Seeing a politician drink a glass of tap water after our water sources have been contaminated or compromised in some other way doesn’t make anyone feel better; it doesn’t sow the seeds for deeper trust in the system which created and allowed these disasters in the first place. What would sow deeper trust is a society that explicitly ensures our human right to accessible and affordable fresh, clean, safe and protected water. What is the moral obligation of a government supposedly designed to represent and reflect the will of the people if not to ensure that the people have clean and safe water to drink? If not to guarantee our basic and fundamental human right to water? If not to make sure the water we need to live is affordable and not contaminated?
Water is essential for all life on Earth. So what does it mean when our governments willingly sacrifice and endanger the well-being of the water we depend on?

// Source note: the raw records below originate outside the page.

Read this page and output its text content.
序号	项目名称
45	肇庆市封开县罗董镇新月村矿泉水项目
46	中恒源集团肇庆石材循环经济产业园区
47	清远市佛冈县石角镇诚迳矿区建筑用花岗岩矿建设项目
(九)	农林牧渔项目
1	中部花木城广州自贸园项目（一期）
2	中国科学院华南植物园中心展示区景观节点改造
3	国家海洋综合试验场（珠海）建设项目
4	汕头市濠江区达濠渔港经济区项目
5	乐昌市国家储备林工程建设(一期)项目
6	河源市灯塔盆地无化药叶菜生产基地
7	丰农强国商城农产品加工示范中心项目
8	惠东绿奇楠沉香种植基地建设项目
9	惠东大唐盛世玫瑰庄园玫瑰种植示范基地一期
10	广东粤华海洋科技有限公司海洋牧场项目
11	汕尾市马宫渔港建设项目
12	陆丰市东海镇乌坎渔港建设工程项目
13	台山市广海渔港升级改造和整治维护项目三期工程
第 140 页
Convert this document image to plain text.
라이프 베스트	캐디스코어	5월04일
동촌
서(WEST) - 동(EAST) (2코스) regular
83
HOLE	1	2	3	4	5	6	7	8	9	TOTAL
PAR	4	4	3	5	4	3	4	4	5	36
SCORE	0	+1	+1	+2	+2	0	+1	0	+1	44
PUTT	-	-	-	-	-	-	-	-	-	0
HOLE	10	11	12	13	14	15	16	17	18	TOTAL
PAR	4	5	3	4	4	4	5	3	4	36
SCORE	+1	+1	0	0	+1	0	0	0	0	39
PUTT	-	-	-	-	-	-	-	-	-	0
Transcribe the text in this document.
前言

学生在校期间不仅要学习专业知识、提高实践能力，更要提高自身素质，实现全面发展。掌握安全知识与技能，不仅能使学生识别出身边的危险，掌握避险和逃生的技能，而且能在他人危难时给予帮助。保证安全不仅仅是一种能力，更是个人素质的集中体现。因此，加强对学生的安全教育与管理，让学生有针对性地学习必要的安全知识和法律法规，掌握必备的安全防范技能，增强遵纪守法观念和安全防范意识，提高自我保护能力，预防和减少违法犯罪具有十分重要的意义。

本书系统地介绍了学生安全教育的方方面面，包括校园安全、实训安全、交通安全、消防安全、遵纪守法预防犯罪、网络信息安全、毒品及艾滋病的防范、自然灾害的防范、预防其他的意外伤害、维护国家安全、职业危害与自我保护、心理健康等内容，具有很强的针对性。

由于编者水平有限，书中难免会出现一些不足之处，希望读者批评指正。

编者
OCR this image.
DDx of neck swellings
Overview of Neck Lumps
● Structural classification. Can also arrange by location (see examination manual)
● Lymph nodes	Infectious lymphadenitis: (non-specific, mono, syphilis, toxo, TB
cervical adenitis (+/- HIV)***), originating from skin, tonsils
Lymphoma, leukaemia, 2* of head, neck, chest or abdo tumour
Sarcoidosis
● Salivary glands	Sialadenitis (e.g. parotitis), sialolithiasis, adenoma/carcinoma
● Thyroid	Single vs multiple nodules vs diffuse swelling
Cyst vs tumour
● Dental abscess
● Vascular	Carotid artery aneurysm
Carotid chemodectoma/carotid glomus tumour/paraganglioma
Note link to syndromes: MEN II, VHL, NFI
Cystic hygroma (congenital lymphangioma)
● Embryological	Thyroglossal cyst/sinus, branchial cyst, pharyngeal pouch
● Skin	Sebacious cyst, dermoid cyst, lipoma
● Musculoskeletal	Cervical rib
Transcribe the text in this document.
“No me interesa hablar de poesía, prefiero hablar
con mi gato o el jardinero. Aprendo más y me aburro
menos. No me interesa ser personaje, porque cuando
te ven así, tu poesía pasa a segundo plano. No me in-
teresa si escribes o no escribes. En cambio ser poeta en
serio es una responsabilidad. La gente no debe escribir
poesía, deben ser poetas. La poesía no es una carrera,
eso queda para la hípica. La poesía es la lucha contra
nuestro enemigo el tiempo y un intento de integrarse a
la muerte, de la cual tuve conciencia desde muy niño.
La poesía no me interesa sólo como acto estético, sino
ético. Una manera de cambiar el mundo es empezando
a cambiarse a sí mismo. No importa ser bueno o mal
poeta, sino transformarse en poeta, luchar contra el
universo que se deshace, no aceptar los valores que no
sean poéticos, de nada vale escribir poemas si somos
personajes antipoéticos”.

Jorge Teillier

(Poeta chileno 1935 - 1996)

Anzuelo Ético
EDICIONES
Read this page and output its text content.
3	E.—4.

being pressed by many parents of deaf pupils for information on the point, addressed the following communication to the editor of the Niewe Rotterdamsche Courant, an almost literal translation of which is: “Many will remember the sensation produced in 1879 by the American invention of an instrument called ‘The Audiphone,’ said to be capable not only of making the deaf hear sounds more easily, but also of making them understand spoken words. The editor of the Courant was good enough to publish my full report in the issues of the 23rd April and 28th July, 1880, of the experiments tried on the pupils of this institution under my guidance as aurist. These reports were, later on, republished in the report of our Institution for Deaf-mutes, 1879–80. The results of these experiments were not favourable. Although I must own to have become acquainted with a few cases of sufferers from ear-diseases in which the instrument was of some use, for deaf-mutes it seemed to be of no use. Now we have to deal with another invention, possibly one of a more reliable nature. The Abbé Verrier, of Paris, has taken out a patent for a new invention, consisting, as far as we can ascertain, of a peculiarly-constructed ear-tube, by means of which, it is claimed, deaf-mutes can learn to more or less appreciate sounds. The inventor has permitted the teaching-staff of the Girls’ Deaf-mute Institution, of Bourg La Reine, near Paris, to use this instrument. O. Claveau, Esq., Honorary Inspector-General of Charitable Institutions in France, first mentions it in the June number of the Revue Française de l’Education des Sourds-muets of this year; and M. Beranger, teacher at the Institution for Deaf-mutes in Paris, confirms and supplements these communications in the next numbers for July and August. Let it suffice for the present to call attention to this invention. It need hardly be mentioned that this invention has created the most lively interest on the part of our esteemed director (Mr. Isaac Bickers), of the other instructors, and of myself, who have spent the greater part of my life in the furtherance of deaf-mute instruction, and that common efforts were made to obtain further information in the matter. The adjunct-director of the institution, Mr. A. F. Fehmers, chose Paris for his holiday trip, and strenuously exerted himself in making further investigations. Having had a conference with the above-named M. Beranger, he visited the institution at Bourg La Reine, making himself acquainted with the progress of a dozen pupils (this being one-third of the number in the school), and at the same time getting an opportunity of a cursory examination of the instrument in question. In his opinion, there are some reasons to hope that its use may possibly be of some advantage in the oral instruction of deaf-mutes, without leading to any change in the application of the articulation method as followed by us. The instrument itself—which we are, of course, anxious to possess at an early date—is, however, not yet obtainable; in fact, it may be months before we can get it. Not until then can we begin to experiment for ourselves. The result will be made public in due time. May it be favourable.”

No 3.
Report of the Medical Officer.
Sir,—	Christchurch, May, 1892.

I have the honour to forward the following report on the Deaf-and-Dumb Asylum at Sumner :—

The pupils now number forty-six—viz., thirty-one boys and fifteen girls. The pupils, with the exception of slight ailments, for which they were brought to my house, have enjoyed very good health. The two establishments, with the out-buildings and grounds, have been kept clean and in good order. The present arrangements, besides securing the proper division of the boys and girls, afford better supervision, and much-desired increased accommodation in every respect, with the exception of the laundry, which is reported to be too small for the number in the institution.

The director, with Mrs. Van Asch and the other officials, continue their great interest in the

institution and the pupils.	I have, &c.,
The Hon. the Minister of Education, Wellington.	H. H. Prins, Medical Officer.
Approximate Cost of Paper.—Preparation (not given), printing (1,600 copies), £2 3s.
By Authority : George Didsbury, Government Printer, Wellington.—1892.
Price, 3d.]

When they knowingly allow people to consume poisoned water, when they allow corporations to contaminate precious water sources with carcinogenic toxins and disrupt necessary ecosystems, when they allow private companies to purchase and claim “ownership” over water sources so they can sell water back to us at inflated prices, when they allow utility entities to raise the price of water each year — what does it mean when governments do all this without even so little as an apology and without the promise to never let it happen again?
Water is not only a literal source of life but a symbol of the love, nurturing and compassion that guides life forward. When the water is respected, let it be a sign that we, as a society, have come back to love as a guiding principle, that we exist in a society where all people are met and treated with mutual compassion, where our healing is affirmed and embraced, where our lives are considered sacred.
Within spiritual perspectives across time and space, we find water likened to love, healing and compassion. These frameworks open us to understanding that love and compassion are just as essential to life as water. As beings deserving of life — and as people striving toward structures and institutions that are truly representative of our will — we deserve governments that reflect this love, that treat us with compassion, that make our healing possible, and that protect and preserve the sacred waterways we all depend on for this life.
A society that ensures the fundamental human right to water meets us from a perspective of love and compassion. One that denies and rejects the right of all to accessible, affordable and safe water perpetuates the most nefarious kind of violence. If a system will exploit and destroy the water, it will absolutely exploit and destroy human life.
Water is a human right. Water is life. Water is love.